When a book should have just been an article: The Barticle

Have you ever purchased a business book and twenty pages into reading it, you realized that it should have been an article instead? I call these barticles (pronounced bart-ick-elz). You know, the authors took a 4000 word article and spread it out to 180 pages in large type and sold it to you for twenty clams. It’s a pretty typical formula; Long intro that basically reveals the premise, the facts, the advice and the benefits. Then the next several sections expand on the outline like a Senator at a filibuster. Same point, six different metaphors, blah blah blah. As you go through them, you find countless tables, sidebars and side ventures to pad the book. It is not a good reading experience.

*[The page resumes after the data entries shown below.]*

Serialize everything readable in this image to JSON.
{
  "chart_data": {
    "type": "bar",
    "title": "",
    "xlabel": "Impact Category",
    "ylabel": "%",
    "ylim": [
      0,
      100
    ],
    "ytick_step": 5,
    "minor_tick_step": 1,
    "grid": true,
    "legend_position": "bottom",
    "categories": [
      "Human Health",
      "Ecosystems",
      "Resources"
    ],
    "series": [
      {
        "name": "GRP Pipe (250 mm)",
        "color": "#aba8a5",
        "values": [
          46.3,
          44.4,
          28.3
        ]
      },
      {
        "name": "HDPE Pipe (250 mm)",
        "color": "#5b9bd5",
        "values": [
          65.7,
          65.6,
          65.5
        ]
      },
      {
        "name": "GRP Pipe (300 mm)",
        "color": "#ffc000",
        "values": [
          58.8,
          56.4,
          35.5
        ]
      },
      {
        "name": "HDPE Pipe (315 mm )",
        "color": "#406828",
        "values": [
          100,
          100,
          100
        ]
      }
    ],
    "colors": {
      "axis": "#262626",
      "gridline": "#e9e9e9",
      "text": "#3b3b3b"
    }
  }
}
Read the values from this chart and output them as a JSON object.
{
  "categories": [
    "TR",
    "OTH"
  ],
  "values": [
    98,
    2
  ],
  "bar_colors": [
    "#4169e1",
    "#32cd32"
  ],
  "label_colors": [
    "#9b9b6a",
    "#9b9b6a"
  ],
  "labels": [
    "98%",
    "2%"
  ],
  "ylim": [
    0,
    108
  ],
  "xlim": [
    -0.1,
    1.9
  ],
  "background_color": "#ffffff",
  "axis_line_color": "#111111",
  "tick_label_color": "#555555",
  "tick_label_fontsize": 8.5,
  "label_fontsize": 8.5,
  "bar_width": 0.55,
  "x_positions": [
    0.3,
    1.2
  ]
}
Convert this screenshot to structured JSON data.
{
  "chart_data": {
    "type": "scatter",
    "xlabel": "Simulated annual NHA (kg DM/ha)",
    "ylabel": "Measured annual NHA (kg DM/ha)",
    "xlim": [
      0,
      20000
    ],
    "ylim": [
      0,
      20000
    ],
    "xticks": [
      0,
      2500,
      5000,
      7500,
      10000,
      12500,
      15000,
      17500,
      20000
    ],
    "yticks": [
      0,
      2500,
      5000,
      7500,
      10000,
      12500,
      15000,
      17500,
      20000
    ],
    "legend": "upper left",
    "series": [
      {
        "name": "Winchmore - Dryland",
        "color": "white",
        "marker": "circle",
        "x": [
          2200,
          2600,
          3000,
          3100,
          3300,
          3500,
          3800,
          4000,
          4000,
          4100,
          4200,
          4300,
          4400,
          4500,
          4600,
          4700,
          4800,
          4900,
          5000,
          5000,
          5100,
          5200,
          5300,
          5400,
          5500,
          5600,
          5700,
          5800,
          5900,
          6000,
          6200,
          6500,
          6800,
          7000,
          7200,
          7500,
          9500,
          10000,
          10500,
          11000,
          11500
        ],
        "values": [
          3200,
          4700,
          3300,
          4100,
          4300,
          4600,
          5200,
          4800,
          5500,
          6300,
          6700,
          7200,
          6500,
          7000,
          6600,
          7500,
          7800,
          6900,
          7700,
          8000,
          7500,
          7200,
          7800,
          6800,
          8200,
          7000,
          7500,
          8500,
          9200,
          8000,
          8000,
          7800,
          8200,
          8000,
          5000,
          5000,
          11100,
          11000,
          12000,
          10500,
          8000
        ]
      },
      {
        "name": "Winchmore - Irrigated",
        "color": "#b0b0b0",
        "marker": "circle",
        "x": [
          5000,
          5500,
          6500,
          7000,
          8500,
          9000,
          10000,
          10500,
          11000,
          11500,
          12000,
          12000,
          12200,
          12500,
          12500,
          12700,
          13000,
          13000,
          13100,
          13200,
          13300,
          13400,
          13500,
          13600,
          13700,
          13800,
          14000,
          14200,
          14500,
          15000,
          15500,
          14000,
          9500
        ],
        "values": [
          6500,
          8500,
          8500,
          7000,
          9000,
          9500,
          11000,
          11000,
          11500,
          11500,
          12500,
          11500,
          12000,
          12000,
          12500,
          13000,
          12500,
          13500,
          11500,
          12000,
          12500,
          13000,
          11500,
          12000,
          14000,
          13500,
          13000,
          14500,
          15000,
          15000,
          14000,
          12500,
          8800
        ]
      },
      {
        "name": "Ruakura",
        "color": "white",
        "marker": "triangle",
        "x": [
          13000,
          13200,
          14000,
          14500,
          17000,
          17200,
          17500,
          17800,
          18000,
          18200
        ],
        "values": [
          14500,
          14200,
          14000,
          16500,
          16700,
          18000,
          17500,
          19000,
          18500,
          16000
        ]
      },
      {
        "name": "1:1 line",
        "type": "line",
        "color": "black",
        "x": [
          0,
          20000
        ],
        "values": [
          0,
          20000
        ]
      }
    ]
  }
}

There is no hard research for this, but in my experience if you buy a barticle and put it down within thirty minutes, it impacts your faith in buying business books. If it happens over and over, you may become a pure fast food media consumer. You stick to only reading blogs, magazines, newspapers and whatever is on TV. That is not good for you. You need to include a healthy dose of deep paper reading with your fast on-screen browsing. It creates balance in your self-education. Real books can offer depth and and real value towards understanding complex concepts.

It would be difficult to glean the knowledge of Good To Great, The Tipping Point or even The Innovator’s Dilemma with without reading the entire book (maybe even a few times). But many of you have read those three books and know that you have a competitive advantage in your business life because of it.

Blame it on publishers that want to make a hit out of a splash in a magazine. Blame it on consultants that use books as two pound business card/brochures. Blame it on yourself for just grabbing or clicking on any book with good endorsements and a compelling explanation. Whatever I say, the secret is to improve your selection process when it comes to buying business books.

“It should have just been article” is a terrible thing to have said about your book, and book reviewers are more than happy to say it. So do more research before you buy. Here are three ways to improve your business book buying acumen:

1. Go to page 100 of a candidate book and start reading. If it doesn’t feel alive with movement in a few pages, you might want to pass on this as a book. Here’s the idea; most authors can make the beginning of any book fun and filled with movement, often autobiographical. But when you are dog-paddling in the literary sense, halfway through it becomes obvious to the reader. Some of the greatest books I’ve read can easily pass this test. Just tried it with; In Search Of Excellence, The Art Of Possibility and The Experience Economy. All of them rocked at page 100.
2. Don’t just use Amazon or the airport book stores to find your books. Those are both numbers games. Pervasive presence at either location is no indication of quality. If the Hudson’s buyer liked the publisher’s sales pitch, that book goes in the airport shops. I’ve seen some real clunkers in airport book stores. If someone has all their colleagues buy their book to buoy their Amazon ranking, it becomes prominent on the Amazon site (accompanied with one hundred five star reviews by well wishers related to the author). That doesn’t mean the book is rich throughout. Go to 800CEOREAD, where active editors feature books and a great fan of good business books offers his recommendations (Jack Covert Selects). They even have a daily blog for business book readers. If you go to your local bookseller, find out who buys business and ask her.
3. Survey your friends before you buy. You can do it fast via email or your blog. You could create an “on-deck” section on your blog to represent books you are thinking about getting. Let their fingers do the talking.

For example, here are two books I’m thinking about buying. Both are based on articles. Tell me what you think in comments and help me make a good decision.

The Long Tail by Chris Anderson
Original article in Wired
The book page on Amazon

Free Agent Nation by Dan Pink (I loved A Whole New Mind, so maybe I’ll love this)
Original article in Fast Company
The book page on Amazon

Remember, readers are leaders and you have to believe in the power of great business books. They help you grasp change and be a pioneer and innovator; instead of the late majority or laggards. And nothing makes you less excited about reading, than a bad experience with a fluffed out barticle. You know, a book that should have just been an article.